La civilización occidental estaba «puesta a prueba», como diría Toynbee. Y Spengler, en los años veinte, vaticinaba una larga decadencia surgida de la ruptura entre civilización y las raíces culturales, entre tecnología, economía, política y una traicionada o desplazada cultura sustentadora.

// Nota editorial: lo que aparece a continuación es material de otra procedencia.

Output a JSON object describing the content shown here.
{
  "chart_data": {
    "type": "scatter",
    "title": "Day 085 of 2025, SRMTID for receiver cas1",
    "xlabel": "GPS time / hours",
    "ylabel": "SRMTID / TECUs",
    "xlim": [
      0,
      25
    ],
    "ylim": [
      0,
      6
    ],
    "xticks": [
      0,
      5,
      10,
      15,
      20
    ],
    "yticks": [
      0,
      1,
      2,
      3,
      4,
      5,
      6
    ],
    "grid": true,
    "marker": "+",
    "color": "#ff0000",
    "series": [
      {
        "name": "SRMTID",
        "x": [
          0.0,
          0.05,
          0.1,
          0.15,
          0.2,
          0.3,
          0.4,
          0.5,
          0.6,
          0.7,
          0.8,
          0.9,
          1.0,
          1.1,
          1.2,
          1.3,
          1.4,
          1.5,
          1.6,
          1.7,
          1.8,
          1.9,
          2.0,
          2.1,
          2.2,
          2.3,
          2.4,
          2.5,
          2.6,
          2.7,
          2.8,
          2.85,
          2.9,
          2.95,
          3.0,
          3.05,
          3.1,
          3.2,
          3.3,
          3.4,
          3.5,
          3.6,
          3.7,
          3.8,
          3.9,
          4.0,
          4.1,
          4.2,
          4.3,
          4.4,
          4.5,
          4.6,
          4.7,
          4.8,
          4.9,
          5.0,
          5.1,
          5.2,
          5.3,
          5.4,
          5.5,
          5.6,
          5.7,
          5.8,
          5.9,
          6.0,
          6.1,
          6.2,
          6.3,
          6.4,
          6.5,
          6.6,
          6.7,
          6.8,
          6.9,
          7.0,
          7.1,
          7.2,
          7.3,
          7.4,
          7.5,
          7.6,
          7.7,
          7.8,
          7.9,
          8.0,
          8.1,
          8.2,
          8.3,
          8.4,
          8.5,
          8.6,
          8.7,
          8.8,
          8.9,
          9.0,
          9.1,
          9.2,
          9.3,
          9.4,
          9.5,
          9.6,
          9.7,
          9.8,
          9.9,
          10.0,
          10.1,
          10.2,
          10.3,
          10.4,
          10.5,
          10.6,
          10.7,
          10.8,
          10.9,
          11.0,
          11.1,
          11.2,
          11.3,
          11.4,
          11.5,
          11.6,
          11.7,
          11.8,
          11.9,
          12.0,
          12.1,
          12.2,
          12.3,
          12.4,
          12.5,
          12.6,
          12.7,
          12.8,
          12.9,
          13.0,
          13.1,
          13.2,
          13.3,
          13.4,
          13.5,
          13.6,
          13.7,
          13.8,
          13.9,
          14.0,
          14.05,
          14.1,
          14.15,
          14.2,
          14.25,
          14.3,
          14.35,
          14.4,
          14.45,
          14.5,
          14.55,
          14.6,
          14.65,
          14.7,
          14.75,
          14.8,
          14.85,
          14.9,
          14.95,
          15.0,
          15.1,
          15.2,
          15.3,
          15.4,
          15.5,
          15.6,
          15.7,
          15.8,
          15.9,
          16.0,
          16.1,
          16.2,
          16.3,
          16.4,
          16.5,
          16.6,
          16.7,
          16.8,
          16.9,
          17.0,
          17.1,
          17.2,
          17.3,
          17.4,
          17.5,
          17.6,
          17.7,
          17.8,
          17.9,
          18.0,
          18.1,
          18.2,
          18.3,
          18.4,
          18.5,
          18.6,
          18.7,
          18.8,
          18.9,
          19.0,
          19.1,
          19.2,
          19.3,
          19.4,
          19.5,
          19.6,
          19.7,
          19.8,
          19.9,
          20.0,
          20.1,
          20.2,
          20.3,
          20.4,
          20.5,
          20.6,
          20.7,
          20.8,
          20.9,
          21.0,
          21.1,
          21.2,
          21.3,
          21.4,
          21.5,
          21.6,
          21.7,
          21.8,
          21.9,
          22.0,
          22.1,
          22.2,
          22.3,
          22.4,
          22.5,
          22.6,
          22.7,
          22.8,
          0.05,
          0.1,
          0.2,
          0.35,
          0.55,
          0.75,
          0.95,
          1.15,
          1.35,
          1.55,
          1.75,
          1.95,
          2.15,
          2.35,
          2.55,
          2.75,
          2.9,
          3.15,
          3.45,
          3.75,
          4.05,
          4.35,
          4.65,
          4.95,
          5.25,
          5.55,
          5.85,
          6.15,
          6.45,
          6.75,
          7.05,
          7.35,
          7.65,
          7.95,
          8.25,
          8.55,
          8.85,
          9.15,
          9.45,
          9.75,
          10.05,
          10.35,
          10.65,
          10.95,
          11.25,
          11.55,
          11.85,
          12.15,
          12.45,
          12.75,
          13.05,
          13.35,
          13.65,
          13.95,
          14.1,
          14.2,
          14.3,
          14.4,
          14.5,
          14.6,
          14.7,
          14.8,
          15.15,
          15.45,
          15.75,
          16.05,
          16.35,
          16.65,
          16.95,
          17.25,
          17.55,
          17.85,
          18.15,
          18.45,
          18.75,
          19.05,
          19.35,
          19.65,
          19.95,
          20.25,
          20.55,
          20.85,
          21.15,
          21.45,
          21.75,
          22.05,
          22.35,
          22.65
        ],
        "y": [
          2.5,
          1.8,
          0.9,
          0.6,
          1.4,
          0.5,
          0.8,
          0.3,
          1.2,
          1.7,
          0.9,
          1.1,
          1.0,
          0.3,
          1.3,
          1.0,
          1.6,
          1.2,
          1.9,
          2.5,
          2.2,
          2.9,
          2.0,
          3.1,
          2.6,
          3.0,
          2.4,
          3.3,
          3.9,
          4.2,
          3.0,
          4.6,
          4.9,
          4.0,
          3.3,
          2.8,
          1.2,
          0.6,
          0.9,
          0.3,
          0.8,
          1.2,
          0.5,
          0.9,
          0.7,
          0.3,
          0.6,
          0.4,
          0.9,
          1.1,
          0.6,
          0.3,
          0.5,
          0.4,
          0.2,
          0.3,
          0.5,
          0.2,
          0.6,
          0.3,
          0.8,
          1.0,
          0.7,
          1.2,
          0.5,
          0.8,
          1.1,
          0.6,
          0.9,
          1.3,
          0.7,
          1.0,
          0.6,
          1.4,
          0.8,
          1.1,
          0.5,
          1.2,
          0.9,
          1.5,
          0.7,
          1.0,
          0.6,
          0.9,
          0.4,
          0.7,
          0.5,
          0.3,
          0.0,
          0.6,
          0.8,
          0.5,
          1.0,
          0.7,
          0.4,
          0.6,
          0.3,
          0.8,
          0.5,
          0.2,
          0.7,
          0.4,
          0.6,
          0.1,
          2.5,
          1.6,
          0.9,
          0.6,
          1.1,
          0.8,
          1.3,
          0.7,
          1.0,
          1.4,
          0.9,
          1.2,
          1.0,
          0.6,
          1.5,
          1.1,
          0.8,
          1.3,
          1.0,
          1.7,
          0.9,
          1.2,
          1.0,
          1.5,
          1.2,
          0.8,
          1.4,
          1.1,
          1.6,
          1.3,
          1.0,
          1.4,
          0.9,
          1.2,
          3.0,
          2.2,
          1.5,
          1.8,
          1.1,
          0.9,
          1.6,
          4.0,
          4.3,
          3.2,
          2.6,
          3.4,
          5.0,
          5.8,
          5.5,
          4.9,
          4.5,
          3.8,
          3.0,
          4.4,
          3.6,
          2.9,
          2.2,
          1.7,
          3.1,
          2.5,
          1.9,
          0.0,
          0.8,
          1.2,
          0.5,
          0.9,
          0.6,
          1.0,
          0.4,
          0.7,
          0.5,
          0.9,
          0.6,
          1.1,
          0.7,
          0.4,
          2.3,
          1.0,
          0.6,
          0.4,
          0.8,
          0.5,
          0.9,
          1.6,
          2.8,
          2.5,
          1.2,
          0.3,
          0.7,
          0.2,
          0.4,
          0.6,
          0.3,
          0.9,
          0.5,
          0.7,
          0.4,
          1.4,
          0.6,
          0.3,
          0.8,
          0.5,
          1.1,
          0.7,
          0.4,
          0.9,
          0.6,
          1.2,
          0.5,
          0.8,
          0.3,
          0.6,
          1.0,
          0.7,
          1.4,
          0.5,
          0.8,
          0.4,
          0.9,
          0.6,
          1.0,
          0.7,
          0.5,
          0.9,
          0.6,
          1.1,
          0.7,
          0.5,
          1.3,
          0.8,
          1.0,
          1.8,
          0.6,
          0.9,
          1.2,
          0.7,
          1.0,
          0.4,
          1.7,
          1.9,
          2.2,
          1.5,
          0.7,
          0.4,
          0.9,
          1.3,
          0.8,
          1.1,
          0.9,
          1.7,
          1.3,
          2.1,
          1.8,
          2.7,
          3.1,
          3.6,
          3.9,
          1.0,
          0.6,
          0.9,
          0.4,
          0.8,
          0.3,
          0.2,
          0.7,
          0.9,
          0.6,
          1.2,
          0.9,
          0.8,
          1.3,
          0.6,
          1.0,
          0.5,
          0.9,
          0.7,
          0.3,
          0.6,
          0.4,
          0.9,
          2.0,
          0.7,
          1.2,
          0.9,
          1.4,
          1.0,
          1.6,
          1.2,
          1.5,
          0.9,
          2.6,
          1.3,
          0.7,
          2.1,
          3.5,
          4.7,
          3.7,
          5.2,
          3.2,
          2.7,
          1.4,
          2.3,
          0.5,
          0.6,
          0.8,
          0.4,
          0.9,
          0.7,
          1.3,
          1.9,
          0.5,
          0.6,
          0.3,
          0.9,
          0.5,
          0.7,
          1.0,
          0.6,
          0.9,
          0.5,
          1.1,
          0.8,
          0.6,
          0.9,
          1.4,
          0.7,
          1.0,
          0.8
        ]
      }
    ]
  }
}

Lo cierto es que ningún siglo significó un tal enorme salto para la humanidad, y esto tenía que reflejarse necesariamente en una cultura más neurótica que apacible, con más desesperación que sabiduría. Desde los enfrentamientos entre luteranos y católicos, entre reformistas y contrarreformistas en los siglos XVI y XVII, no se puede recordar un desafío mayor para los artistas y pensadores que los de este siglo. La estética quedó distorsionada por los factores políticos y por las transformaciones tecnológicas. La neurosis o enfermedad del artista superó todas las ficciones de los románticos. El «dolor del mundo» cayó sobre sus espaldas. Sartre, Trakl, Heidegger, Pound, Kafka, Proust, Lowry, Modigliani, Van Gogh (éste fue su siglo), Picasso, Ravel, Rachmáninov, Vallejo, Rulfo, Céline, para nombrar algunos apellidos emblemáticos son seres profundamente heridos por su tiempo, con vidas trágicas y visiones distorsionadas. Todos crearon como agotando los estilos, como huyendo de un incendio. Prefirieron dar testimonio de la angustia más que buscar esos caminos de celebración que reclamaba el excepcional Rilke como destino supremo de la poética.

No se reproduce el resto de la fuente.